How you went from noob to hacker? - xstartup
You either picked up programming in a) school or b) solving your problem. Probably, the first code you wrote took you a lot of time but at the end, it was not the cleanest code but just worked. How did you finally go from this stage to hacker stage where you wrote clean code and submitted it to GitHub without fear. How did you learn, ability to compose functions in the specific arrangement which makes code easy to understand just not for you but any person who is looking at your code?
======
dazhbog
Not a hacker but definitely came a long way. Boils down to one thing for me:

\- Raw motivation. Be like a pig in the mud, "really" enjoy doing it. While
everyone else considers it work.

If strong motivation is there then logistically you might also need things
like:

\- Persistence over the long run. This shit takes years. Choose the hard way
if it can teach you more. Read the source. Practise ruthlessly.
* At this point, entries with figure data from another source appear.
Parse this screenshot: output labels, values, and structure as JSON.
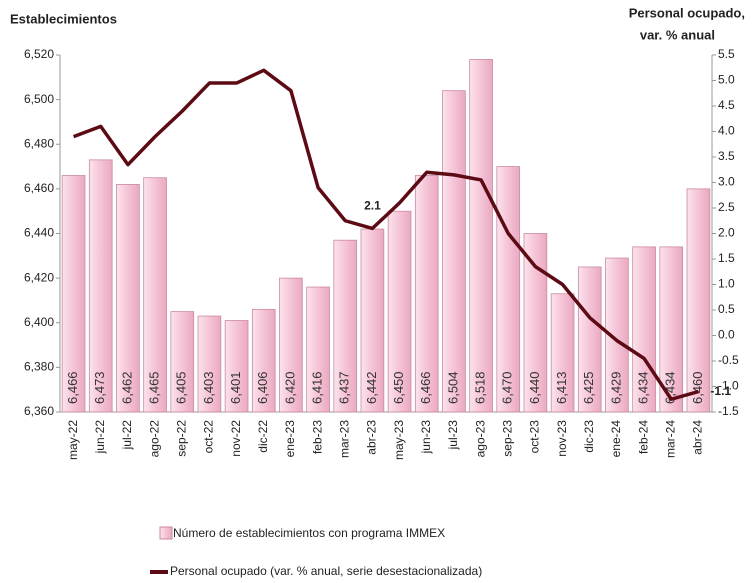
{
  "chart_data": {
    "type": "bar_line",
    "ylabel": "Establecimientos",
    "y2label": [
      "Personal ocupado,",
      "var.  % anual"
    ],
    "categories": [
      "may-22",
      "jun-22",
      "jul-22",
      "ago-22",
      "sep-22",
      "oct-22",
      "nov-22",
      "dic-22",
      "ene-23",
      "feb-23",
      "mar-23",
      "abr-23",
      "may-23",
      "jun-23",
      "jul-23",
      "ago-23",
      "sep-23",
      "oct-23",
      "nov-23",
      "dic-23",
      "ene-24",
      "feb-24",
      "mar-24",
      "abr-24"
    ],
    "series": [
      {
        "name": "Número de establecimientos con programa IMMEX",
        "color": "#f5c3d6",
        "type": "bar",
        "values": [
          6466,
          6473,
          6462,
          6465,
          6405,
          6403,
          6401,
          6406,
          6420,
          6416,
          6437,
          6442,
          6450,
          6466,
          6504,
          6518,
          6470,
          6440,
          6413,
          6425,
          6429,
          6434,
          6434,
          6460
        ],
        "value_labels": [
          "6,466",
          "6,473",
          "6,462",
          "6,465",
          "6,405",
          "6,403",
          "6,401",
          "6,406",
          "6,420",
          "6,416",
          "6,437",
          "6,442",
          "6,450",
          "6,466",
          "6,504",
          "6,518",
          "6,470",
          "6,440",
          "6,413",
          "6,425",
          "6,429",
          "6,434",
          "6,434",
          "6,460"
        ]
      },
      {
        "name": "Personal ocupado (var. % anual, serie desestacionalizada)",
        "color": "#5c0a14",
        "type": "line",
        "axis": "y2",
        "values": [
          3.9,
          4.1,
          3.35,
          3.9,
          4.4,
          4.95,
          4.95,
          5.2,
          4.8,
          2.9,
          2.25,
          2.1,
          2.6,
          3.2,
          3.15,
          3.05,
          2.0,
          1.35,
          1.0,
          0.35,
          -0.1,
          -0.45,
          -1.25,
          -1.1
        ],
        "value_labels": [
          null,
          null,
          null,
          null,
          null,
          null,
          null,
          null,
          null,
          null,
          null,
          "2.1",
          null,
          null,
          null,
          null,
          null,
          null,
          null,
          null,
          null,
          null,
          null,
          "-1.1"
        ]
      }
    ],
    "ylim": [
      6360,
      6520
    ],
    "yticks": [
      {
        "value": 6360,
        "label": "6,360"
      },
      {
        "value": 6380,
        "label": "6,380"
      },
      {
        "value": 6400,
        "label": "6,400"
      },
      {
        "value": 6420,
        "label": "6,420"
      },
      {
        "value": 6440,
        "label": "6,440"
      },
      {
        "value": 6460,
        "label": "6,460"
      },
      {
        "value": 6480,
        "label": "6,480"
      },
      {
        "value": 6500,
        "label": "6,500"
      },
      {
        "value": 6520,
        "label": "6,520"
      }
    ],
    "y2lim": [
      -1.5,
      5.5
    ],
    "y2ticks": [
      -1.5,
      {
        "value": -1,
        "label": "-1.0"
      },
      -0.5,
      {
        "value": 0,
        "label": "0.0"
      },
      0.5,
      {
        "value": 1,
        "label": "1.0"
      },
      1.5,
      {
        "value": 2,
        "label": "2.0"
      },
      2.5,
      {
        "value": 3,
        "label": "3.0"
      },
      3.5,
      {
        "value": 4,
        "label": "4.0"
      },
      4.5,
      {
        "value": 5,
        "label": "5.0"
      },
      5.5
    ]
  }
}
\- Optimize your rate of learning. Understand your weaknesses and use that to
become faster. Be methodical.

\- Optimize your work and life environment. Your goal should be to be in the
zone, focused and productive. Things that can help: excersise, minimize
distractions, stable/no relationships, have basic needs sorted, etc.

\- There are many many disciplines that you should explore and work in..
algorithms, code optimization/perf, architectures, security, etc. etc. At
work, university and online, there are people that can teach you things and
guide you. Try and find these key individuals.

Just a few points from the top of my head.